Despite last month’s minuscule rate hike by the Fed, investors and bankers alike continue to question both U.S. growth as well as economic expansion across the globe. Economists see the current situation as totally flat and going nowhere—not strong enough to move forward with confidence and not weak enough to call for easing from central banks. They point to the rush away from stocks as an indication that investors are uncertain over economic conditions and prefer to pull out of the equity markets and play a wait and see game before jumping back in.

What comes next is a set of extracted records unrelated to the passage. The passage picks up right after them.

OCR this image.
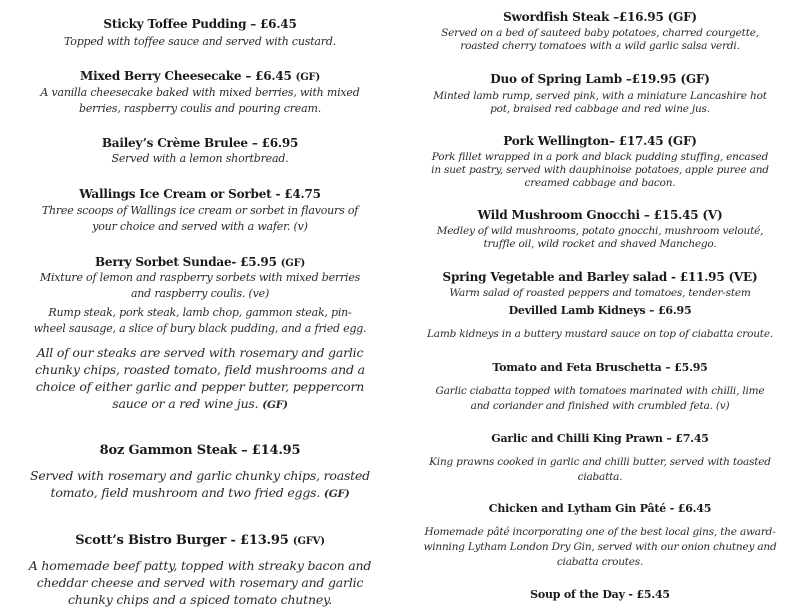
Sticky Toffee Pudding – £6.45
Topped with toffee sauce and served with custard.
Mixed Berry Cheesecake – £6.45 (GF)
A vanilla cheesecake baked with mixed berries, with mixed
berries, raspberry coulis and pouring cream.
Bailey’s Crème Brulee – £6.95
Served with a lemon shortbread.
Wallings Ice Cream or Sorbet - £4.75
Three scoops of Wallings ice cream or sorbet in flavours of
your choice and served with a wafer. (v)
Berry Sorbet Sundae- £5.95 (GF)
Mixture of lemon and raspberry sorbets with mixed berries
and raspberry coulis. (ve)
Rump steak, pork steak, lamb chop, gammon steak, pin-
wheel sausage, a slice of bury black pudding, and a fried egg.
All of our steaks are served with rosemary and garlic
chunky chips, roasted tomato, field mushrooms and a
choice of either garlic and pepper butter, peppercorn
sauce or a red wine jus. (GF)
8oz Gammon Steak – £14.95
Served with rosemary and garlic chunky chips, roasted
tomato, field mushroom and two fried eggs. (GF)
Scott’s Bistro Burger - £13.95 (GFV)
A homemade beef patty, topped with streaky bacon and
cheddar cheese and served with rosemary and garlic
chunky chips and a spiced tomato chutney.
Swordfish Steak –£16.95 (GF)
Served on a bed of sauteed baby potatoes, charred courgette,
roasted cherry tomatoes with a wild garlic salsa verdi.
Duo of Spring Lamb –£19.95 (GF)
Minted lamb rump, served pink, with a miniature Lancashire hot
pot, braised red cabbage and red wine jus.
Pork Wellington– £17.45 (GF)
Pork fillet wrapped in a pork and black pudding stuffing, encased
in suet pastry, served with dauphinoise potatoes, apple puree and
creamed cabbage and bacon.
Wild Mushroom Gnocchi – £15.45 (V)
Medley of wild mushrooms, potato gnocchi, mushroom velouté,
truffle oil, wild rocket and shaved Manchego.
Spring Vegetable and Barley salad - £11.95 (VE)
Warm salad of roasted peppers and tomatoes, tender-stem
Devilled Lamb Kidneys – £6.95
Lamb kidneys in a buttery mustard sauce on top of ciabatta croute.
Tomato and Feta Bruschetta – £5.95
Garlic ciabatta topped with tomatoes marinated with chilli, lime
and coriander and finished with crumbled feta. (v)
Garlic and Chilli King Prawn – £7.45
King prawns cooked in garlic and chilli butter, served with toasted
ciabatta.
Chicken and Lytham Gin Pâté - £6.45
Homemade pâté incorporating one of the best local gins, the award-
winning Lytham London Dry Gin, served with our onion chutney and
ciabatta croutes.
Soup of the Day - £5.45
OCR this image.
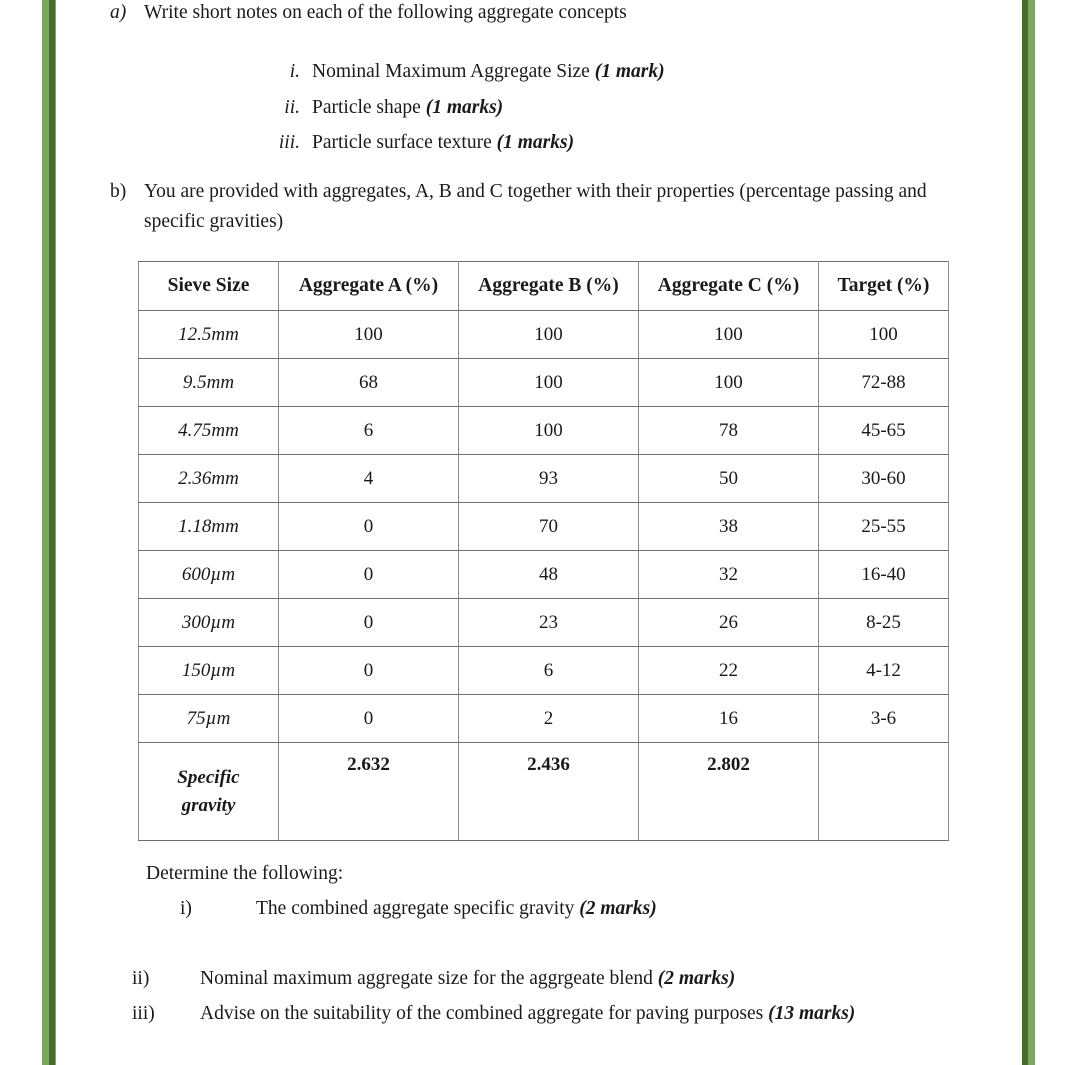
a) Write short notes on each of the following aggregate concepts
i. Nominal Maximum Aggregate Size (1 mark)
ii. Particle shape (1 marks)
iii. Particle surface texture (1 marks)
b) You are provided with aggregates, A, B and C together with their properties (percentage passing and specific gravities)
Sieve Size	Aggregate A (%)	Aggregate B (%)	Aggregate C (%)	Target (%)
12.5mm	100	100	100	100
9.5mm	68	100	100	72-88
4.75mm	6	100	78	45-65
2.36mm	4	93	50	30-60
1.18mm	0	70	38	25-55
600µm	0	48	32	16-40
300µm	0	23	26	8-25
150µm	0	6	22	4-12
75µm	0	2	16	3-6

Specific
gravity	2.632	2.436	2.802	
Determine the following:
i)	The combined aggregate specific gravity (2 marks)
ii)	Nominal maximum aggregate size for the aggrgeate blend (2 marks)
iii)	Advise on the suitability of the combined aggregate for paving purposes (13 marks)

According to Bank of America Merrill Lynch, global equity funds surrendered a net $12.2 billion in outflows last week, the highest level of redemptions in five months and the seventh consecutive week of net outflows. The numbers are surprising as they came amid a market that is up nearly 6 percent from at least a near-term intraday low hit Feb. 11, as measured by the S&P 500.

DESPITE LAST MONTH’S MINISCULE RATE HIKE BY THE FED, INVESTORS AND BANKERS ALIKE CONTINUE TO QUESTION BOTH U.S. GROWTH AS WELL AS ECONOMIC EXPANSION ACROSS THE GLOBE

The U.S. economy appears confused. While consumers continue to spend freely and the jobs seem to be plentiful, there are other factors that are not performing as well such as manufacturing, exports and business investment.

Central Bankers Challenged

Central bankers are currently faced with several challenges. The most obvious one is globalization which seems to have slowed down to a trickle and this has a resulted in emerging markets taking a direct hit. Up till now, vigorous growth in developing markets helped generate an emerging middle class in these countries, which acted as a meaningful catalyst for global growth. But this will be difficult to keep up if the free movement of goods, capital and labor continues to suffer.

Another challenge facing central banks is the over extension of leverage. The world is mired in excessive debt and public-sector debt has been replaced with high levels of public, corporate and household debt across most of the world. Recent events in Chinese markets magnify concerns that excessive leverage could lead to another wave of global financial instability.